De leden van de fractie van FvD verwijzen naar de behandeling van het pakket Belastingplan 2022 in de Tweede Kamer waar eveneens vragen over de conclusie van de advocaat-generaal van 2 november 2021 en mogelijke uitspraken van de Hoge Raad werden gesteld. Deze leden vragen om de verschillende scenario’s aan de Eerste Kamer te schetsen voor de behandeling van het Belastingplan 2022. Daarnaast vragen deze leden of de ervaringen met de kinderopvangtoeslagaffaire het kabinet aanleiding geven tot een andere opstelling inzake de hantering van fictieve rendementen bij de vermogensrendementsheffing.
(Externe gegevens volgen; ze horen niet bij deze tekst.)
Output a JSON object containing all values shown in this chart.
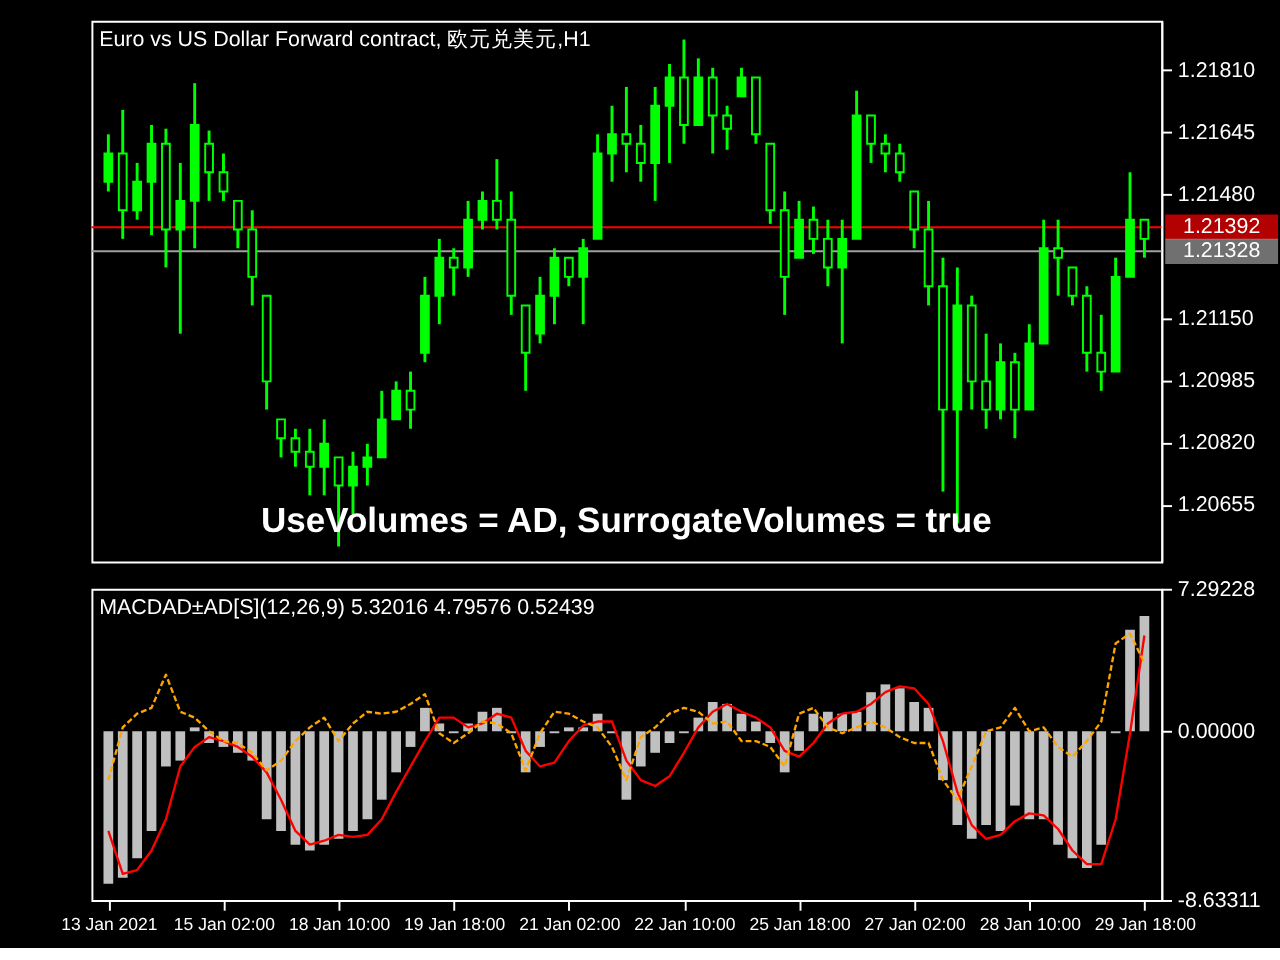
{
  "chart_data": [
    {
      "type": "candlestick",
      "title": "Euro vs US Dollar Forward contract, 欧元兑美元,H1",
      "categories": [
        null,
        null,
        null,
        null,
        null,
        null,
        null,
        null,
        null,
        null,
        null,
        null,
        null,
        null,
        null,
        null,
        null,
        null,
        null,
        null,
        null,
        null,
        null,
        null,
        null,
        null,
        null,
        null,
        null,
        null,
        null,
        null,
        null,
        null,
        null,
        null,
        null,
        null,
        null,
        null,
        null,
        null,
        null,
        null,
        null,
        null,
        null,
        null,
        null,
        null,
        null,
        null,
        null,
        null,
        null,
        null,
        null,
        null,
        null,
        null,
        null,
        null,
        null,
        null,
        null,
        null,
        null,
        null,
        null,
        null,
        null,
        null,
        null
      ],
      "ohlc": [
        [
          1.21513,
          1.21639,
          1.21487,
          1.21588
        ],
        [
          1.21588,
          1.21704,
          1.21361,
          1.21437
        ],
        [
          1.21437,
          1.21563,
          1.21412,
          1.21513
        ],
        [
          1.21513,
          1.21664,
          1.21371,
          1.21614
        ],
        [
          1.21614,
          1.21654,
          1.21285,
          1.21386
        ],
        [
          1.21386,
          1.21563,
          1.21109,
          1.21462
        ],
        [
          1.21462,
          1.21775,
          1.21336,
          1.21664
        ],
        [
          1.21614,
          1.21649,
          1.21462,
          1.21538
        ],
        [
          1.21538,
          1.21588,
          1.21462,
          1.21487
        ],
        [
          1.21462,
          1.21462,
          1.21336,
          1.21386
        ],
        [
          1.21386,
          1.21437,
          1.21184,
          1.2126
        ],
        [
          1.2121,
          1.2121,
          1.20907,
          1.20982
        ],
        [
          1.20881,
          1.20881,
          1.2078,
          1.20831
        ],
        [
          1.20831,
          1.20856,
          1.20755,
          1.20795
        ],
        [
          1.20795,
          1.20856,
          1.20679,
          1.20755
        ],
        [
          1.20755,
          1.20881,
          1.20679,
          1.20816
        ],
        [
          1.2078,
          1.2078,
          1.20543,
          1.20705
        ],
        [
          1.20705,
          1.20795,
          1.20629,
          1.20755
        ],
        [
          1.20755,
          1.20816,
          1.20705,
          1.2078
        ],
        [
          1.2078,
          1.20957,
          1.2078,
          1.20881
        ],
        [
          1.20881,
          1.20982,
          1.20881,
          1.20957
        ],
        [
          1.20957,
          1.21008,
          1.20856,
          1.20907
        ],
        [
          1.21058,
          1.2126,
          1.21033,
          1.2121
        ],
        [
          1.2121,
          1.21361,
          1.21134,
          1.21311
        ],
        [
          1.21311,
          1.21336,
          1.2121,
          1.21285
        ],
        [
          1.21285,
          1.21462,
          1.2126,
          1.21412
        ],
        [
          1.21412,
          1.21487,
          1.21386,
          1.21462
        ],
        [
          1.21462,
          1.21573,
          1.21386,
          1.21412
        ],
        [
          1.21412,
          1.21487,
          1.21159,
          1.2121
        ],
        [
          1.21184,
          1.21184,
          1.20957,
          1.21058
        ],
        [
          1.21109,
          1.2126,
          1.21083,
          1.2121
        ],
        [
          1.2121,
          1.21336,
          1.21134,
          1.21311
        ],
        [
          1.21311,
          1.21311,
          1.21235,
          1.2126
        ],
        [
          1.2126,
          1.21361,
          1.21134,
          1.21336
        ],
        [
          1.21361,
          1.21639,
          1.21361,
          1.21588
        ],
        [
          1.21588,
          1.21715,
          1.21513,
          1.21639
        ],
        [
          1.21639,
          1.21765,
          1.21538,
          1.21614
        ],
        [
          1.21614,
          1.21664,
          1.21513,
          1.21563
        ],
        [
          1.21563,
          1.21765,
          1.21462,
          1.21715
        ],
        [
          1.21715,
          1.21826,
          1.21563,
          1.2179
        ],
        [
          1.2179,
          1.21891,
          1.21614,
          1.21664
        ],
        [
          1.21664,
          1.21841,
          1.21664,
          1.2179
        ],
        [
          1.2179,
          1.21816,
          1.21588,
          1.21689
        ],
        [
          1.21689,
          1.21715,
          1.21598,
          1.21654
        ],
        [
          1.2174,
          1.21816,
          1.2174,
          1.2179
        ],
        [
          1.2179,
          1.2179,
          1.21614,
          1.21639
        ],
        [
          1.21614,
          1.21614,
          1.21401,
          1.21437
        ],
        [
          1.21437,
          1.21487,
          1.21159,
          1.2126
        ],
        [
          1.21311,
          1.21462,
          1.21311,
          1.21412
        ],
        [
          1.21412,
          1.21447,
          1.21321,
          1.21361
        ],
        [
          1.21361,
          1.21412,
          1.21235,
          1.21285
        ],
        [
          1.21285,
          1.21412,
          1.21083,
          1.21361
        ],
        [
          1.21361,
          1.21755,
          1.21361,
          1.21689
        ],
        [
          1.21689,
          1.21689,
          1.21563,
          1.21614
        ],
        [
          1.21614,
          1.21639,
          1.21538,
          1.21588
        ],
        [
          1.21588,
          1.21614,
          1.21513,
          1.21538
        ],
        [
          1.21487,
          1.21487,
          1.21336,
          1.21386
        ],
        [
          1.21386,
          1.21462,
          1.21184,
          1.21235
        ],
        [
          1.21235,
          1.21311,
          1.20689,
          1.20907
        ],
        [
          1.20907,
          1.21285,
          1.20604,
          1.21184
        ],
        [
          1.21184,
          1.2121,
          1.20907,
          1.20982
        ],
        [
          1.20982,
          1.21109,
          1.20856,
          1.20907
        ],
        [
          1.20907,
          1.21083,
          1.20881,
          1.21033
        ],
        [
          1.21033,
          1.21058,
          1.20831,
          1.20907
        ],
        [
          1.20907,
          1.21134,
          1.20907,
          1.21083
        ],
        [
          1.21083,
          1.21412,
          1.21083,
          1.21336
        ],
        [
          1.21336,
          1.21412,
          1.2121,
          1.21311
        ],
        [
          1.21285,
          1.21285,
          1.21184,
          1.2121
        ],
        [
          1.2121,
          1.21235,
          1.21008,
          1.21058
        ],
        [
          1.21058,
          1.21159,
          1.20957,
          1.21008
        ],
        [
          1.21008,
          1.21311,
          1.21008,
          1.2126
        ],
        [
          1.2126,
          1.21538,
          1.2126,
          1.21412
        ],
        [
          1.21412,
          1.21412,
          1.21311,
          1.21361
        ]
      ],
      "color": "#00ff00",
      "ylim": [
        1.20503,
        1.21941
      ],
      "yticks": [
        {
          "value": 1.20655,
          "label": "1.20655"
        },
        {
          "value": 1.2082,
          "label": "1.20820"
        },
        {
          "value": 1.20985,
          "label": "1.20985"
        },
        {
          "value": 1.2115,
          "label": "1.21150"
        },
        {
          "value": 1.2148,
          "label": "1.21480"
        },
        {
          "value": 1.21645,
          "label": "1.21645"
        },
        {
          "value": 1.2181,
          "label": "1.21810"
        }
      ],
      "ref_lines": [
        {
          "axis": "y",
          "value": 1.21392,
          "label": "1.21392",
          "color": "#ff0000"
        },
        {
          "axis": "y",
          "value": 1.21328,
          "label": "1.21328",
          "color": "#a0a0a0"
        }
      ],
      "annotations": [
        "UseVolumes = AD, SurrogateVolumes = true"
      ],
      "tick_labels": "y",
      "grid": false
    },
    {
      "type": "bar",
      "title": "MACDAD±AD[S](12,26,9) 5.32016 4.79576 0.52439",
      "categories": [
        "13 Jan 2021",
        null,
        null,
        null,
        null,
        null,
        null,
        null,
        "15 Jan 02:00",
        null,
        null,
        null,
        null,
        null,
        null,
        null,
        "18 Jan 10:00",
        null,
        null,
        null,
        null,
        null,
        null,
        null,
        "19 Jan 18:00",
        null,
        null,
        null,
        null,
        null,
        null,
        null,
        "21 Jan 02:00",
        null,
        null,
        null,
        null,
        null,
        null,
        null,
        "22 Jan 10:00",
        null,
        null,
        null,
        null,
        null,
        null,
        null,
        "25 Jan 18:00",
        null,
        null,
        null,
        null,
        null,
        null,
        null,
        "27 Jan 02:00",
        null,
        null,
        null,
        null,
        null,
        null,
        null,
        "28 Jan 10:00",
        null,
        null,
        null,
        null,
        null,
        null,
        null,
        "29 Jan 18:00"
      ],
      "series": [
        {
          "type": "bar",
          "color": "#c0c0c0",
          "values": [
            -7.8,
            -7.5,
            -6.5,
            -5.1,
            -1.8,
            -1.5,
            0.2,
            -0.6,
            -0.8,
            -1.1,
            -1.5,
            -4.5,
            -5.1,
            -5.8,
            -6.1,
            -5.8,
            -5.5,
            -5.1,
            -4.5,
            -3.5,
            -2.1,
            -0.8,
            1.2,
            0.4,
            -0.1,
            0.4,
            1.0,
            1.2,
            -0.1,
            -2.1,
            -0.8,
            -0.1,
            0.2,
            0.2,
            0.9,
            -0.1,
            -3.5,
            -1.8,
            -1.1,
            -0.6,
            -0.1,
            0.7,
            1.5,
            1.4,
            0.9,
            0.5,
            -0.6,
            -2.1,
            -1.0,
            0.9,
            1.0,
            0.9,
            1.0,
            2.0,
            2.4,
            2.2,
            1.5,
            1.2,
            -2.5,
            -4.8,
            -5.5,
            -4.8,
            -5.1,
            -3.8,
            -4.5,
            -4.5,
            -5.8,
            -6.5,
            -7.0,
            -5.8,
            -0.1,
            5.2,
            5.9
          ]
        },
        {
          "type": "line",
          "color": "#ff0000",
          "line_style": "solid",
          "values": [
            -5.1,
            -7.3,
            -7.1,
            -6.1,
            -4.5,
            -1.8,
            -0.8,
            -0.3,
            -0.5,
            -0.8,
            -1.3,
            -2.1,
            -3.5,
            -5.1,
            -5.8,
            -5.6,
            -5.3,
            -5.4,
            -5.3,
            -4.5,
            -3.1,
            -1.8,
            -0.5,
            0.7,
            0.7,
            0.2,
            0.4,
            0.9,
            0.7,
            -1.0,
            -1.8,
            -1.6,
            -0.5,
            0.3,
            0.5,
            0.5,
            -1.5,
            -2.5,
            -2.8,
            -2.3,
            -1.1,
            0.2,
            1.0,
            1.4,
            1.0,
            0.7,
            0.2,
            -1.0,
            -1.3,
            -0.6,
            0.4,
            0.9,
            1.0,
            1.4,
            2.0,
            2.3,
            2.2,
            1.4,
            -0.5,
            -3.1,
            -4.8,
            -5.5,
            -5.3,
            -4.6,
            -4.2,
            -4.3,
            -5.0,
            -6.1,
            -6.8,
            -6.8,
            -4.5,
            -0.1,
            4.9
          ]
        },
        {
          "type": "line",
          "color": "#ffa500",
          "line_style": "dashed",
          "values": [
            -2.5,
            0.2,
            0.9,
            1.2,
            2.9,
            1.0,
            0.7,
            0.0,
            -0.5,
            -0.6,
            -1.1,
            -2.0,
            -1.5,
            -0.5,
            0.2,
            0.7,
            -0.5,
            0.4,
            1.0,
            0.9,
            1.0,
            1.4,
            1.9,
            -0.1,
            -0.6,
            -0.1,
            0.5,
            0.4,
            -0.1,
            -2.0,
            -0.1,
            1.0,
            0.9,
            0.5,
            0.2,
            -0.8,
            -2.5,
            -0.3,
            0.2,
            0.9,
            1.2,
            1.0,
            0.4,
            0.5,
            -0.5,
            -0.5,
            -0.8,
            -1.8,
            0.9,
            1.2,
            0.2,
            -0.1,
            0.2,
            0.5,
            0.2,
            -0.3,
            -0.6,
            -0.6,
            -2.5,
            -3.5,
            -1.8,
            0.0,
            0.2,
            1.2,
            0.0,
            0.2,
            -0.8,
            -1.3,
            -0.5,
            0.5,
            4.5,
            5.0,
            3.5
          ]
        }
      ],
      "ylim": [
        -8.63311,
        7.29228
      ],
      "yticks": [
        {
          "value": 7.29228,
          "label": "7.29228"
        },
        {
          "value": 0,
          "label": "0.00000"
        },
        {
          "value": -8.63311,
          "label": "-8.63311"
        }
      ],
      "grid": false
    }
  ]
}
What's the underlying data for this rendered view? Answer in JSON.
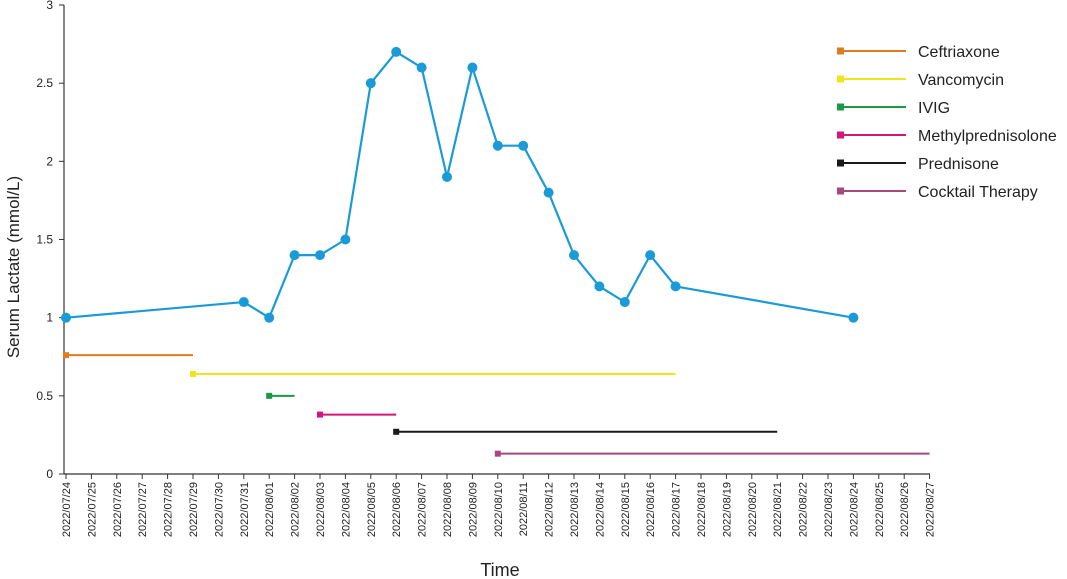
{
  "chart_data": {
    "type": "line",
    "xlabel": "Time",
    "ylabel": "Serum Lactate (mmol/L)",
    "ylim": [
      0,
      3
    ],
    "yticks": [
      0,
      0.5,
      1,
      1.5,
      2,
      2.5,
      3
    ],
    "xticks": [
      "2022/07/24",
      "2022/07/25",
      "2022/07/26",
      "2022/07/27",
      "2022/07/28",
      "2022/07/29",
      "2022/07/30",
      "2022/07/31",
      "2022/08/01",
      "2022/08/02",
      "2022/08/03",
      "2022/08/04",
      "2022/08/05",
      "2022/08/06",
      "2022/08/07",
      "2022/08/08",
      "2022/08/09",
      "2022/08/10",
      "2022/08/11",
      "2022/08/12",
      "2022/08/13",
      "2022/08/14",
      "2022/08/15",
      "2022/08/16",
      "2022/08/17",
      "2022/08/18",
      "2022/08/19",
      "2022/08/20",
      "2022/08/21",
      "2022/08/22",
      "2022/08/23",
      "2022/08/24",
      "2022/08/25",
      "2022/08/26",
      "2022/08/27"
    ],
    "grid": false,
    "legend_position": "top-right",
    "lactate": {
      "color": "#1a9bd7",
      "points": [
        {
          "x": "2022/07/24",
          "y": 1.0
        },
        {
          "x": "2022/07/31",
          "y": 1.1
        },
        {
          "x": "2022/08/01",
          "y": 1.0
        },
        {
          "x": "2022/08/02",
          "y": 1.4
        },
        {
          "x": "2022/08/03",
          "y": 1.4
        },
        {
          "x": "2022/08/04",
          "y": 1.5
        },
        {
          "x": "2022/08/05",
          "y": 2.5
        },
        {
          "x": "2022/08/06",
          "y": 2.7
        },
        {
          "x": "2022/08/07",
          "y": 2.6
        },
        {
          "x": "2022/08/08",
          "y": 1.9
        },
        {
          "x": "2022/08/09",
          "y": 2.6
        },
        {
          "x": "2022/08/10",
          "y": 2.1
        },
        {
          "x": "2022/08/11",
          "y": 2.1
        },
        {
          "x": "2022/08/12",
          "y": 1.8
        },
        {
          "x": "2022/08/13",
          "y": 1.4
        },
        {
          "x": "2022/08/14",
          "y": 1.2
        },
        {
          "x": "2022/08/15",
          "y": 1.1
        },
        {
          "x": "2022/08/16",
          "y": 1.4
        },
        {
          "x": "2022/08/17",
          "y": 1.2
        },
        {
          "x": "2022/08/24",
          "y": 1.0
        }
      ]
    },
    "series": [
      {
        "name": "Ceftriaxone",
        "color": "#e07b1f",
        "start": "2022/07/24",
        "end": "2022/07/29",
        "y": 0.76
      },
      {
        "name": "Vancomycin",
        "color": "#f2e41c",
        "start": "2022/07/29",
        "end": "2022/08/17",
        "y": 0.64
      },
      {
        "name": "IVIG",
        "color": "#1a9a45",
        "start": "2022/08/01",
        "end": "2022/08/02",
        "y": 0.5
      },
      {
        "name": "Methylprednisolone",
        "color": "#d4157a",
        "start": "2022/08/03",
        "end": "2022/08/06",
        "y": 0.38
      },
      {
        "name": "Prednisone",
        "color": "#1a1a1a",
        "start": "2022/08/06",
        "end": "2022/08/21",
        "y": 0.27
      },
      {
        "name": "Cocktail Therapy",
        "color": "#a8467f",
        "start": "2022/08/10",
        "end": "2022/08/27",
        "y": 0.13
      }
    ]
  }
}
Zoals ik tijdens de behandeling van het pakket Belastingplan 2022 in de Tweede Kamer heb aangegeven, ligt deze zaak voor de rechter en is de conclusie van de advocaat-generaal een advies aan de Hoge Raad. Het blijft afwachten hoe het arrest van de Hoge Raad daadwerkelijk komt te luiden. De Hoge Raad hoeft het advies van de advocaat-generaal immers niet te volgen en heeft in het verleden ook vaak andersluidend geoordeeld. Het is niet gepast om als bewindspersoon op mogelijke uitkomsten van een aanhangige rechtszaak vooruit te lopen. Uiteraard wordt over mogelijke scenario’s nagedacht en de daarbij eventuele benodigde acties. Het uitwerken van een stelsel naar werkelijk rendement heeft echter op dit moment de hoogste prioriteit. De samenhang die de leden van de fractie van FvD voor de forfaitaire rendementsheffing in box 3 met de toeslagenaffaire leggen, zie ik niet.

Ook de leden van de fractie van 50PLUS vragen om een reactie op de conclusie van de advocaat-generaal waarin hij de regels van het fictieve rendement van box 3 in strijd acht met het eigendomsrecht en het gelijkheidsbeginsel van het EVRM. Daarnaast vragen zij om een toelichting waarom een uitspraak van de Hoge Raad als die in lijn is met de conclusie van de advocaat-generaal alleen werking heeft voor degenen die bezwaar hebben gemaakt. Zoals ik tijdens de behandeling in de Tweede Kamer en in reactie op de vragen van de leden van de fractie van FvD heb opgemerkt over dit onderwerp, is het een goede gewoonte om niet te veel te zeggen over zaken die onder de rechter zijn. Daarbij heb ik gemeld dat ik eraan twijfel of er daadwerkelijk strijdigheid is met het EVRM-recht. Over het rechtsherstel dat de advocaat-generaal in zijn conclusie vermeldt, merk ik op dat dit politieke keuzes vergt, die volgens de Hoge Raad in eerdere zaken niet aan de rechter zijn. Ik heb gebruikgemaakt van de mogelijkheid om te reageren op de conclusie en daarin heb ik mijn argumenten in dat verband opgenomen. Uit de wettelijke regels zoals die sinds 1 januari 2016 gelden voor massaal bezwaar volgt dat alleen die personen die een rechtsgeldig bezwaar hebben ingediend deelnemen aan een procedure massaal bezwaar. Dat betekent dat een uitspraak van de Hoge Raad in een procedure massaal bezwaar alleen van toepassing is op deze personen. Hierbij merk ik op dat de voorwaarde van het indienen van een rechtsgeldig bezwaar uitdrukkelijk is gecommuniceerd via de website van de Belastingdienst. Als service is daarbij geboden dat men via een zogeheten «tegel» eenvoudig op elektronische wijze bezwaar kan maken.

De Staatssecretaris van Financiën – Fiscaliteit en Belastingdienst, J.A. Vijlbrief


X Noot
1

Kamerstukken II 2019/20, 32 847, nr. 583.

X Noot
3

Kamerstukken II 2021/22, 35 928, nr. 3, p. 3, nr. 4, p. 5, en nr. 6, p. 5&6.

X Noot
4

Kamerstukken II 2020/21, 35 572, nr. 92.